Why Are Children and Grandchildren of Immigrants So Eager to Keep Immigrants Out?
Megan Smolenyak

Megan, I commend the amount of research you have clearly done related to this topic and I can see that it’s something you’re passionate about. I think what’s missing in your question is that you’re not making a distinction between immigrants (which are people not native to the U.S. but are here legally) and non-legal immigrants (which are clearly those who are here outside of the system of law). Based on these distinctions, the title of your article is not accurate.

As a citizen who in politics also makes a distinction between immigrants who are here legally and those who are not, I find erroneous presentations of this position disingenuous and would love to help clarify this position. Whether we like all of them or not, a nation’s laws keep us safe and define what’s important to its citizens. It is not unreasonable, however unpopular, for a citizen to expect its government to uphold those laws as fairly and equitably as possible. With that said, I concede that our system isn’t perfect and that many injustices occur within our judicial system. However, that is not the topic of THIS discussion.

I respect every viewpoint on this matter from those who want no restrictions on illegal immigration to those who want every restriction — that is the beauty of our democracy. I simply desire that we use our actual judicial system to make and amend laws and use our law enforcement system to enforce them. Respectfully, I feel those you are targeting in your article are huge proponents of legal immigration but oppose non-legal immigration. But that is not the conversation that is happening which I hope will change.

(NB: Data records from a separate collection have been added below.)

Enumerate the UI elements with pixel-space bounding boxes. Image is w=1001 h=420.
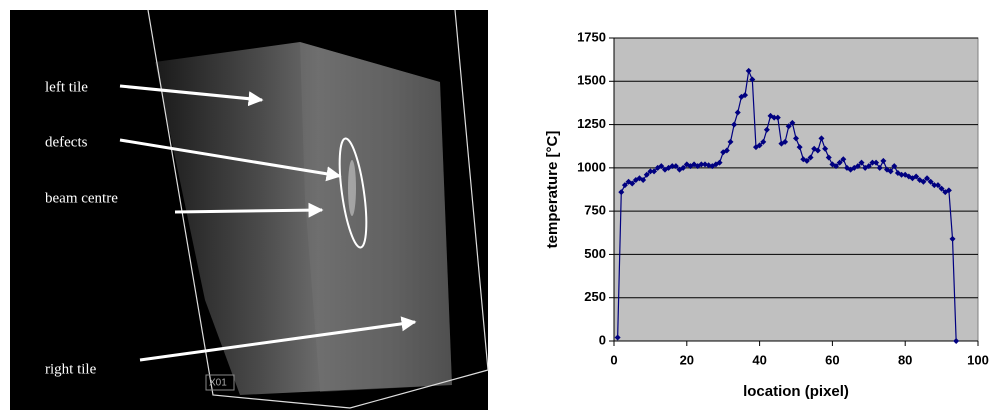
data-point <box>745 67 752 74</box>
data-point <box>934 182 941 189</box>
data-point <box>898 171 905 178</box>
right-tile-shape <box>300 42 452 392</box>
data-point <box>796 144 803 151</box>
x-axis-label: location (pixel) <box>743 383 849 400</box>
data-point <box>731 121 738 128</box>
thermal-image: left tile defects beam centre right tile… <box>10 9 489 410</box>
data-point <box>814 147 821 154</box>
plot-area <box>613 37 979 342</box>
defect-ellipse <box>338 137 368 249</box>
data-point <box>880 157 887 164</box>
data-point <box>953 338 960 344</box>
data-point <box>822 145 829 152</box>
data-point <box>836 159 843 166</box>
data-point <box>854 163 861 170</box>
data-point <box>785 123 792 130</box>
data-point <box>927 178 934 185</box>
data-point <box>618 189 625 196</box>
x-tick-label: 20 <box>680 352 694 367</box>
tile-shape <box>155 42 452 395</box>
data-point <box>680 164 687 171</box>
data-point <box>647 168 654 175</box>
image-label: right tile <box>45 361 97 377</box>
data-point <box>825 154 832 161</box>
y-tick-label: 500 <box>584 246 606 261</box>
data-point <box>873 159 880 166</box>
data-point <box>763 126 770 133</box>
arrow <box>119 84 264 107</box>
y-axis-label: temperature [°C] <box>544 131 561 249</box>
data-point <box>651 168 658 175</box>
x-tick-label: 80 <box>898 352 912 367</box>
data-point <box>614 334 621 341</box>
data-point <box>629 180 636 187</box>
data-point <box>891 163 898 170</box>
image-label: left tile <box>45 79 88 95</box>
data-point <box>669 163 676 170</box>
data-point <box>865 163 872 170</box>
image-label: defects <box>45 134 88 150</box>
y-tick-label: 750 <box>584 203 606 218</box>
data-point <box>949 235 956 242</box>
chart: 0 250 500 750 1000 1250 1500 1750 0 20 40 60 80 100 lo… <box>544 29 989 400</box>
data-point <box>803 157 810 164</box>
data-point <box>756 142 763 149</box>
data-point <box>876 164 883 171</box>
data-point <box>924 175 931 182</box>
data-point <box>760 138 767 145</box>
data-point <box>716 159 723 166</box>
y-tick-label: 1500 <box>577 73 606 88</box>
data-point <box>727 138 734 145</box>
y-tick-label: 1250 <box>577 116 606 131</box>
data-point <box>621 182 628 189</box>
y-tick-label: 1000 <box>577 159 606 174</box>
image-label: beam centre <box>45 190 118 206</box>
data-point <box>945 187 952 194</box>
data-point <box>658 163 665 170</box>
tag-box <box>205 374 235 391</box>
y-tick-label: 1750 <box>577 29 606 44</box>
data-point <box>723 147 730 154</box>
data-point <box>938 185 945 192</box>
image-tag: X01 <box>209 378 227 389</box>
x-tick-label: 0 <box>610 352 617 367</box>
arrow <box>174 202 324 218</box>
data-point <box>887 168 894 175</box>
data-point <box>793 135 799 142</box>
data-point <box>807 154 814 161</box>
data-point <box>858 159 865 166</box>
data-point <box>774 114 781 121</box>
data-point <box>734 109 741 116</box>
x-tick-label: 60 <box>825 352 839 367</box>
x-tick-label: 40 <box>752 352 766 367</box>
data-point <box>643 171 650 178</box>
data-point <box>672 163 679 170</box>
arrow <box>139 316 417 362</box>
data-point <box>818 135 825 142</box>
data-point <box>840 156 847 163</box>
data-point <box>782 138 789 145</box>
data-point <box>640 176 647 183</box>
data-point <box>742 92 749 99</box>
frame-outline <box>147 9 489 409</box>
x-tick-label: 100 <box>967 352 989 367</box>
data-point <box>749 76 756 83</box>
arrow <box>119 138 342 182</box>
data-point <box>869 159 876 166</box>
hot-spot <box>348 160 356 216</box>
data-point <box>789 119 796 126</box>
y-tick-label: 250 <box>584 289 606 304</box>
data-point <box>771 114 778 121</box>
data-point <box>931 182 938 189</box>
data-point <box>698 161 705 168</box>
data-point <box>920 178 927 185</box>
y-tick-label: 0 <box>599 332 606 347</box>
data-point <box>833 163 840 170</box>
data-point <box>913 173 920 180</box>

I believe there’s a perception on the left about people who they perceive to be “against immigration” as you’ve suggested in your title, and that perception relates to generosity, or lack thereof. I believe that, as one of the most prosperous nations on the earth, we have an obligation to lead in being generous. However, no individual or entity ever gives beyond their own ability to first take care of themselves. Bill and Melinda Gates do not starve their own children in order to feed the poor; their giving is within measure to their wealth. As it should be for cities, states and our nation. By extending the rights and privileges of citizenship to non-citizens, we are 1) effectively erasing citizenship and 2) draining and weakening our resources to the point that they are not benefiting citizens anymore. 3) We are also sending the message to those millions of immigrants who work hard and come here lawfully that their effort in obeying our laws doesn’t matter. This is a dangerous precedent. What other laws will they decided to follow or not follow, at our cue? That is why those who are 1 or 2 generations from immigrants themselves feel so passionately about this. The rationale of the argument that they who benefit most from their immigration would desire to rob it from another (legally) is absurd. The reason it doesn’t make sense to you is because it’s not accurate.

We absolutely have an obligation to deal with those who are caught in limbo in our current system with dignity and compassion. I would love to join hands with those across the aisle to keep our president and government accountable to that. But we also have an obligation to fix the problem and actually enforce our laws already in effect. Can we please shift our conversations from polarizing half-truths and stereotypes to hearing and listening to each other and actually changing the system for the better? It’s ok that we don’t agree on every issue, but our thoughts and values on this issue are equal as citizens and we should treat each other as such.

As a writer, you are helping to drive the narratives behind important issues such as these. Those who are leading conversations have a moral and civil obligation to do so honestly and earnestly, taking every effort to accurately and fully represent the topics you’re covering (within reason of available information of course). Your love of an propensity for history obviously means you care about how things are documented and represented. I can’t help but feel that your reflection on this can help bring about a more thorough dialog on this and politics in general, which our country so desperately needs. Either your article labors to pander to a segment of the population who simply want to pat each other on the back for their “like” viewpoints, or your article was written in the spirit of healthy debate of important issues. Thank you for your time.